Kritisch wird auch die geplante Vorhaltefinanzierung gesehen. Sie soll die wirtschaftliche Lage von Krankenhäusern verbessern, tut dies aber laut DKG in der jetzigen Form nicht ausreichend. Fehlanreize und erhöhter bürokratischer Aufwand könnten daraus folgen. Es wird ein fallzahlunabhängiges Vergütungssystem gefordert, das den Bedürfnissen der Versorgung besser entspricht.

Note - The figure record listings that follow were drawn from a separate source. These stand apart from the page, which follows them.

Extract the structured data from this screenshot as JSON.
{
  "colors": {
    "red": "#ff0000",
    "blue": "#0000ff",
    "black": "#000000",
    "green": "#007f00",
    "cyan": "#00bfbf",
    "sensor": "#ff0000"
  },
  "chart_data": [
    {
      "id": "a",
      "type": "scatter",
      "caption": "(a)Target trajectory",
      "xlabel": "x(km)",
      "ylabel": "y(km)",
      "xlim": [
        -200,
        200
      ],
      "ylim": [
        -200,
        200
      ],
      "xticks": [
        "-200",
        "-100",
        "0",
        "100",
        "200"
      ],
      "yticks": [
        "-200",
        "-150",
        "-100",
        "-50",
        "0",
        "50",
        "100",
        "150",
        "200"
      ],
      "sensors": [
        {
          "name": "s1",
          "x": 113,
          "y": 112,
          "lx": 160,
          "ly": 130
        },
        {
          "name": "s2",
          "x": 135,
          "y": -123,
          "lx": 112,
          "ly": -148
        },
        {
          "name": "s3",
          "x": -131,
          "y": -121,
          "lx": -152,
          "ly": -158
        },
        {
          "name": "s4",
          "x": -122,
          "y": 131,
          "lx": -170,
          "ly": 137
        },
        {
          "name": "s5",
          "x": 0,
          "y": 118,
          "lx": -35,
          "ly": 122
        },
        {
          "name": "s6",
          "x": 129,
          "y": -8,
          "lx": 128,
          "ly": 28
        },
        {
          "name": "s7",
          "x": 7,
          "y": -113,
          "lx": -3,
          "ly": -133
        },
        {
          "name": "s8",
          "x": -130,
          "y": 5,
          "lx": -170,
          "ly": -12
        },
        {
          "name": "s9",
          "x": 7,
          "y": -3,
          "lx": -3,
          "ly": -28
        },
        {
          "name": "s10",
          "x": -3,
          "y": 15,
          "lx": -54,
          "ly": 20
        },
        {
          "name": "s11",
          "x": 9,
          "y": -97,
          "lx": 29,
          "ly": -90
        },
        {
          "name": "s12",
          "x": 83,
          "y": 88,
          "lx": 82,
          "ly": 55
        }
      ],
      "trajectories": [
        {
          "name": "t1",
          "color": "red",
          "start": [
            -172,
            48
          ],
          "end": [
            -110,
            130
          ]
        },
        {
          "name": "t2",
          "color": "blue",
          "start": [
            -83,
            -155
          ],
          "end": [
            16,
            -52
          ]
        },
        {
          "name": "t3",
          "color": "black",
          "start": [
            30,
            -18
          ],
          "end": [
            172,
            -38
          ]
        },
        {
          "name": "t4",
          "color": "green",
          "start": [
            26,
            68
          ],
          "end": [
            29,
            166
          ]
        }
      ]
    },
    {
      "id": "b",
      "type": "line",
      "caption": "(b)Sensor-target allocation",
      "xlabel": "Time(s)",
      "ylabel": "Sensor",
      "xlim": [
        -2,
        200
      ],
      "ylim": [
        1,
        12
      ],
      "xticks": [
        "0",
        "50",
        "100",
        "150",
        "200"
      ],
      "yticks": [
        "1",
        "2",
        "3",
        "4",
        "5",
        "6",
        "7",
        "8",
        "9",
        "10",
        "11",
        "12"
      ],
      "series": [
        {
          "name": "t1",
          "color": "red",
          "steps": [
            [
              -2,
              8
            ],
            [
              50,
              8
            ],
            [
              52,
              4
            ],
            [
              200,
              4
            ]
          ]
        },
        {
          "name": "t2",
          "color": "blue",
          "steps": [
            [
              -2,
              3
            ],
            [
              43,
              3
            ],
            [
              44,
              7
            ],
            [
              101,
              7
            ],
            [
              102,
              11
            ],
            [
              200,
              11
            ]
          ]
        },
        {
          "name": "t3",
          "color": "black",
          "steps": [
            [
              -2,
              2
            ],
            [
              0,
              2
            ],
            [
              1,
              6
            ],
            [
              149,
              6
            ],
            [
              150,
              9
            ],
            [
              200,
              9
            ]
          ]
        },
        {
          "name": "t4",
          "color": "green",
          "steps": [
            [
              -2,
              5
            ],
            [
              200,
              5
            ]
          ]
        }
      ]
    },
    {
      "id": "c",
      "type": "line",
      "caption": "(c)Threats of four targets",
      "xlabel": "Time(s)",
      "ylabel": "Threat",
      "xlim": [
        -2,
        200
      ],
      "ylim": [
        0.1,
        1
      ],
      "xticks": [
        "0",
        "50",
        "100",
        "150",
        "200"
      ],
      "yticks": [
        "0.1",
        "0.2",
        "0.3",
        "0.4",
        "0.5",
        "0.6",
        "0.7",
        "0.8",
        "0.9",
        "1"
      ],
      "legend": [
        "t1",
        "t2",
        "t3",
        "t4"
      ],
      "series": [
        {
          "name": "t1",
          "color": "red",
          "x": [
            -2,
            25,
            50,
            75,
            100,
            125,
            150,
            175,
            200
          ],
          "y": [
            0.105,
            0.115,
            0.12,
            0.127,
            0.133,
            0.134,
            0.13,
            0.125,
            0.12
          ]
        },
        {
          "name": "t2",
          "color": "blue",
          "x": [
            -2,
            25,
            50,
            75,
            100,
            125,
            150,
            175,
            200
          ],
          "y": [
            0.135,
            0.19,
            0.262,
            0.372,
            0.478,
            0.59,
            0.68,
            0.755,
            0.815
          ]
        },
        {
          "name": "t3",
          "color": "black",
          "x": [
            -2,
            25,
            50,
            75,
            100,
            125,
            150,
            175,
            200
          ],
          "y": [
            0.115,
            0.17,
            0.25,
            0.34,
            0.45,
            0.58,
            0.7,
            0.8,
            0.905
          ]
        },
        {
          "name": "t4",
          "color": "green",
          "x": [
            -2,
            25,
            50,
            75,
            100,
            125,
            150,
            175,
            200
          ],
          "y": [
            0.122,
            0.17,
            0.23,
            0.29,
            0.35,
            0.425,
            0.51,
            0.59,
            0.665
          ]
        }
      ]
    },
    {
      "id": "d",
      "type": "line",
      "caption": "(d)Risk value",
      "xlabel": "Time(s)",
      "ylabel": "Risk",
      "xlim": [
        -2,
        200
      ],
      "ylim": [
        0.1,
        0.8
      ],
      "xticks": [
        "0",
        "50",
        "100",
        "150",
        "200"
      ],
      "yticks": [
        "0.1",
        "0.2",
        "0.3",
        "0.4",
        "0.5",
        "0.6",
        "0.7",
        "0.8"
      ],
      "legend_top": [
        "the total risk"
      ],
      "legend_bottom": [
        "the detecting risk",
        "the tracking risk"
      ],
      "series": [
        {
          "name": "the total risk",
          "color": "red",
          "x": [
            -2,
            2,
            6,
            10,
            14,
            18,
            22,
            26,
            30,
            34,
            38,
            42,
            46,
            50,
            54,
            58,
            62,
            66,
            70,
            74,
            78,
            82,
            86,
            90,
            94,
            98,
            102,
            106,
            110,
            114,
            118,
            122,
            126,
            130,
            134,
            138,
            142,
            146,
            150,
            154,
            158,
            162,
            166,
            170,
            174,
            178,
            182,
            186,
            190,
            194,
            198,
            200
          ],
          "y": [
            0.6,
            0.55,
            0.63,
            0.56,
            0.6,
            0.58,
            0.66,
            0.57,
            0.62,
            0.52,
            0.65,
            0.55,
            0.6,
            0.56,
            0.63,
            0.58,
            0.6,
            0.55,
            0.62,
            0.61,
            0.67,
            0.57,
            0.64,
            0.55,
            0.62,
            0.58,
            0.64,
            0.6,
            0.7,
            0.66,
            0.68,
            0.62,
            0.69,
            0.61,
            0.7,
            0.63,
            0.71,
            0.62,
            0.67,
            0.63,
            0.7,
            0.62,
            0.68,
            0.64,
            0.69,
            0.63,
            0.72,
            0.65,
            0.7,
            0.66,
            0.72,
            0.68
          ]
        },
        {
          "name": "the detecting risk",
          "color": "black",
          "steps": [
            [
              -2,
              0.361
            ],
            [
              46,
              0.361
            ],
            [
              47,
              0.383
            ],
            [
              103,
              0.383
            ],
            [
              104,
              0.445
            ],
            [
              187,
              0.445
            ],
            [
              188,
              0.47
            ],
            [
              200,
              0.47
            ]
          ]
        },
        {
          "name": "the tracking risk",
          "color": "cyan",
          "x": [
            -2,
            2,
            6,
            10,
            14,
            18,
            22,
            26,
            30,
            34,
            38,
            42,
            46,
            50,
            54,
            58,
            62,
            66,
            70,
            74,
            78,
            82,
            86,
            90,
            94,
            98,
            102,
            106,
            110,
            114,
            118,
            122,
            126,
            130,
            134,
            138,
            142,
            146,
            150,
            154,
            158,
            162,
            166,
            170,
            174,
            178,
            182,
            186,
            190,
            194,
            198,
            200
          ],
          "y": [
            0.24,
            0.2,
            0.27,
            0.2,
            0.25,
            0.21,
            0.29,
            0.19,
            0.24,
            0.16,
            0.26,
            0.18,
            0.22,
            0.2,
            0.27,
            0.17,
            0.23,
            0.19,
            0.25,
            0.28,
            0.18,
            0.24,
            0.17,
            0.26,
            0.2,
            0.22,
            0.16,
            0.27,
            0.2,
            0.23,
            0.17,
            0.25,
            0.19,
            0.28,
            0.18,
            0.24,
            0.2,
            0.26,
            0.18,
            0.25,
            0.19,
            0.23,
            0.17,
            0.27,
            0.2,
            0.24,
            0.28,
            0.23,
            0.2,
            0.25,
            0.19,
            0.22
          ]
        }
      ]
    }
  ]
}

Perspektiven für die medizinische Versorgung

Die Reform bringt verschiedene Trends mit sich, die die Krankenhauswelt prägen: Zentralisierung komplexer Behandlungen in spezialisierten Zentren, eine verbesserte Nutzung digitaler Technologien und die Bewältigung des Fachkräftemangels. Gerade die Konzentration auf Zentren hat das Potenzial, die Qualität zu erhöhen, birgt aber gleichzeitig die Gefahr, dass Patienten in ländlichen Regionen schlechter versorgt werden. Die Herausforderung besteht darin, die Vorteile der Spezialisierung mit einer wohnortnahen Behandlung zu verbinden.

Internationale Vergleiche zeigen, dass viele Länder ähnliche Probleme haben und auf klare Spezialisierung mit zentralen Versorgungseinheiten setzen, gleichzeitig aber flexible und kooperative Strukturen benötigen, um die Grundversorgung sicherzustellen. Die Umsetzung der Reform erfordert daher auch eine Neuausrichtung sektorenübergreifender Versorgungseinrichtungen und mehr Kooperationsmöglichkeiten, unter anderem auch telemedizinischer Art.

Weitere wichtige Aspekte sind die Lockerung praxisuntauglicher Vorgaben, etwa bei Mindestabständen zwischen Krankenhausstandorten und Personaluntergrenzen. Die Deutsche Krankenhausgesellschaft fordert hier mehr Flexibilität und wissenschaftliche Fundierung, um Versorgungssicherheit nicht zu gefährden.

Insgesamt zeigt die Reform einen Weg auf, der gerade angesichts des demografischen Wandels und wachsender Anforderungen notwendig ist. Sie verlangt aber noch Nachbesserungen bei bürokratischen Hürden und regionalpolitischen Gestaltungsmöglichkeiten, um den vielfältigen Bedürfnissen von Patienten und Gesellschaft gerecht zu werden. Eine verlässliche und patientenorientierte Krankenhausstruktur bleibt ein entscheidender Baustein für die Zukunft des Gesundheitswesens.

Die Informationen und Zitate in diesem Beitrag basieren auf einer Pressemitteilung der Deutschen Krankenhausgesellschaft.